Good Mornington Crescent*
This morning I was supposed to go to a day school thingy for my course, but yesterday I was in a world of migraine and now I’m having a lovely postdrome thankyouverymuch. Postdrome is a bit like a hangover for reference.
So, but I have a rather clear day, and apart from the general exhaustion I don’t have anything special to do. The dog is out, and she will be contented to loaf around on the heated throw with me when she gets back, so I’m having a day of hygge and to that end the laundry is already on the go (I do love the sound of the machines) I’ve had my porridge, and again inspired by m’aspie ladies on the book of face I have a topic for you.
The topic is – what is going on in the nest of things around PTSD/ADHD/autism?
The only reason I feel at all able to comment on this is because it was a massive issue for me during my own diagnostic process, and when I was in the room, finally, with the autism assessor I asked her about it.

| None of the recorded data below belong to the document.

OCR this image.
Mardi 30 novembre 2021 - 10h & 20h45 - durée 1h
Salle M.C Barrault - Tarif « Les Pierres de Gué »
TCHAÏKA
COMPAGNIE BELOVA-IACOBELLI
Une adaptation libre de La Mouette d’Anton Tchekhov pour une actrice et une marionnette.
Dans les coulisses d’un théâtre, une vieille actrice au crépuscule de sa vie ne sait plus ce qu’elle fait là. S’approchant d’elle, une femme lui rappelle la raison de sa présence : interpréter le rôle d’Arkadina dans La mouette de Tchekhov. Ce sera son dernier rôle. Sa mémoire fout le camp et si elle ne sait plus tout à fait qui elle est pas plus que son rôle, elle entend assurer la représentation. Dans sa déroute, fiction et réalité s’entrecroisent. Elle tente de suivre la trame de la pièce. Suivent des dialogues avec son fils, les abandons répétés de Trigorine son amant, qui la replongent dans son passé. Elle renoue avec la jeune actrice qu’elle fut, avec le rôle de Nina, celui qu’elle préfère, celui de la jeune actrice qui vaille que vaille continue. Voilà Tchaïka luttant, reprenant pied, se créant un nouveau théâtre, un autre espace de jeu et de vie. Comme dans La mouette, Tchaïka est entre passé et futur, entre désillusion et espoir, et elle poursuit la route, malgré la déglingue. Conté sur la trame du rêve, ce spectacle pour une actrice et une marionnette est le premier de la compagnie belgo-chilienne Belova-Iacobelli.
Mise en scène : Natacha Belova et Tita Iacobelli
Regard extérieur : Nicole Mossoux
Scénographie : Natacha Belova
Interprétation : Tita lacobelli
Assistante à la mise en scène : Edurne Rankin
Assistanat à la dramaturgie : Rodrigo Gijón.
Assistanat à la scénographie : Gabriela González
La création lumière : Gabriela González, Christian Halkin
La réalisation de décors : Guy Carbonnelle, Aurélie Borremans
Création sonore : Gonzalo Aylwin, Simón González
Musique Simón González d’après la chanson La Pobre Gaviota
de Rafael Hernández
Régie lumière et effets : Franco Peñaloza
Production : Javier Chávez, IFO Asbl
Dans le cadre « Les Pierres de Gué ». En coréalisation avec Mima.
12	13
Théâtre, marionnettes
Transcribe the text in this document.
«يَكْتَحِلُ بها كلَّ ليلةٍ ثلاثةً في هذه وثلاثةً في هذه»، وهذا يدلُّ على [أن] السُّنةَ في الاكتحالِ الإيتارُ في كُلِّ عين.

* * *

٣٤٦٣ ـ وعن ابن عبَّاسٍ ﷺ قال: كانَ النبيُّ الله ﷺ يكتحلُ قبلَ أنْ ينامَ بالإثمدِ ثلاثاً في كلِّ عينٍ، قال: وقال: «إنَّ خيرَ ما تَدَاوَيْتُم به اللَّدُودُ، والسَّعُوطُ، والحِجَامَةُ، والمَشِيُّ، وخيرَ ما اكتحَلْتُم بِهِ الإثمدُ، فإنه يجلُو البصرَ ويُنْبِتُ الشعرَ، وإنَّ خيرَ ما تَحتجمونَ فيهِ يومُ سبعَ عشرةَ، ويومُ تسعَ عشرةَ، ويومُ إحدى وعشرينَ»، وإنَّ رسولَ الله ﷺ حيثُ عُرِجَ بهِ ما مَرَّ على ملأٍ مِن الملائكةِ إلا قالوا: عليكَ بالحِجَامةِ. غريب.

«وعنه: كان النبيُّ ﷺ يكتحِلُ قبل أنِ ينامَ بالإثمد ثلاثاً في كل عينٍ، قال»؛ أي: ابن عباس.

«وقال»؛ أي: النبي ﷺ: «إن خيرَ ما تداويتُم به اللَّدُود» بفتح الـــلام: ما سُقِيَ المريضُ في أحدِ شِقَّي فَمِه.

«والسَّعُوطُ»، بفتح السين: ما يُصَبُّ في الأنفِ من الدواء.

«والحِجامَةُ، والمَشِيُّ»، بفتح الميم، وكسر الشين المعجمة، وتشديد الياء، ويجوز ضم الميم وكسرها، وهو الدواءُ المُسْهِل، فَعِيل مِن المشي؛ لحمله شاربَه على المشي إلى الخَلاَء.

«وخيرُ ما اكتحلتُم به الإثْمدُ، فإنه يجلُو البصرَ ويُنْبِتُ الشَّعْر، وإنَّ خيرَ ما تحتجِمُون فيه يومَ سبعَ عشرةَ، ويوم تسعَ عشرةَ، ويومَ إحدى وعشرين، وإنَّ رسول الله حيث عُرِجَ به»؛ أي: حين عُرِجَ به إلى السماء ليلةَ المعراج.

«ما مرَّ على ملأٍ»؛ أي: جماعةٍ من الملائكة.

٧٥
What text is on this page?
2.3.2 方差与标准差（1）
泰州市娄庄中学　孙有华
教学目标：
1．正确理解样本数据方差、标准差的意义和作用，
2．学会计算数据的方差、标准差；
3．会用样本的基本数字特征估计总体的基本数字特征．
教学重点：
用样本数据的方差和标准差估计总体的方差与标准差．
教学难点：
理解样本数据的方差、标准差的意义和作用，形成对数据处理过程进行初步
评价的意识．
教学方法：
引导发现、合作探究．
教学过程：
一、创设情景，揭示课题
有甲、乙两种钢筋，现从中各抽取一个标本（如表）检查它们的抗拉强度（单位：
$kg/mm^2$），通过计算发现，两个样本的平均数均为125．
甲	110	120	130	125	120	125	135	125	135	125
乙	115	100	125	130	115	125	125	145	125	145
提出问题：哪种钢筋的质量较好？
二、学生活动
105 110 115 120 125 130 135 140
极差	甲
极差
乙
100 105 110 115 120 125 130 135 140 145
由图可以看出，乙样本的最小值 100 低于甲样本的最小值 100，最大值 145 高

I didn’t ask for an autism assessment. What happened was that as these things swam into view and adults and women started getting taken a bit more seriously it seemed to me to be appropriate to ask about ADHD. Frankly, I had been suffering serious exhaustion for so long I wanted to try the drugs.
So when I moved to Brighton a couple of years ago I asked for a referral. I got a positive diagnosis for ADHD and started trying the meds for it, but after trying all of them at different doses and having some very serious side effects, some of which took a long time to deal with and the TMJ flare up is a continued problem. I had it before, but it’s worse now.
Trying the meds took about a year. I liked the clarity, but couldn’t tolerate any of them for any length of time, and when we’d run out of medication to try I asked my assessor whether she really thought I had ADHD or whether it was more likely I had PTSD, since I’d done a bit of research and they do manifest in more or less the same sorts of ways.
I had a few sessions with her and a psychiatrist, and quite quickly the questions took a direction I wasn’t used to. Did I watch the same TV programmes over and over? For instance. My spidey senses told me there was something new going on. He asked if I minded being screened for autism.
I thought OKAY, but that’ll be just another thing to rule out. HA! Was I ever wrong!
Time rolled around. A lot of people who need an assessment for autism as adults have to wait FOREVER and it drives them crazy, but I wasn’t really expecting anything out of it so when I went along I didn’t even fill in the forms in advance. And in the meantime I’d watched a load of Gabor Maté on YouTube and listened to his book, Scattered Minds on Audible, so I’d kind of accepted the ADHD dx.
During my autism assessment I asked about this, and she drew three lines on her notebook and asked me to put crosses on the lines. I told her that pre Maté I’d have put the PTSD high and the ADHD nowhere but now it was reversed (see fig 1)
We moved on and then I said ‘Where would you put me?’ and she put her crosses down (fig 2). This was effectively my autism assessment right there, but it was also a plot twist on the PTSD.
I asked her to explain it and she said that what happens is that people with ADHD have a tendency to trauma with a lower trigger than in the general population, and because of the lack of risk aversion we’re more likely to get into actually dangerous situations. With autism there’s a lack of awareness, she called it ‘naivety’ which means that autistic people are easily bullied, exploited and abused. So the full set is almost inevitable. Because of the lack of actual war zones, massive disasters, and other gen pop markers for PTSD I wouldn’t otherwise qualify, but because of my cluster of things it’s practically inevitable at an experiential level.
So there you have it! Enough to make a Venn diagram.
I have been meaning to write about this for ages. There is, of course, more to say, but this is the skinny.
I am now going to consider the soup situation. There may be pho.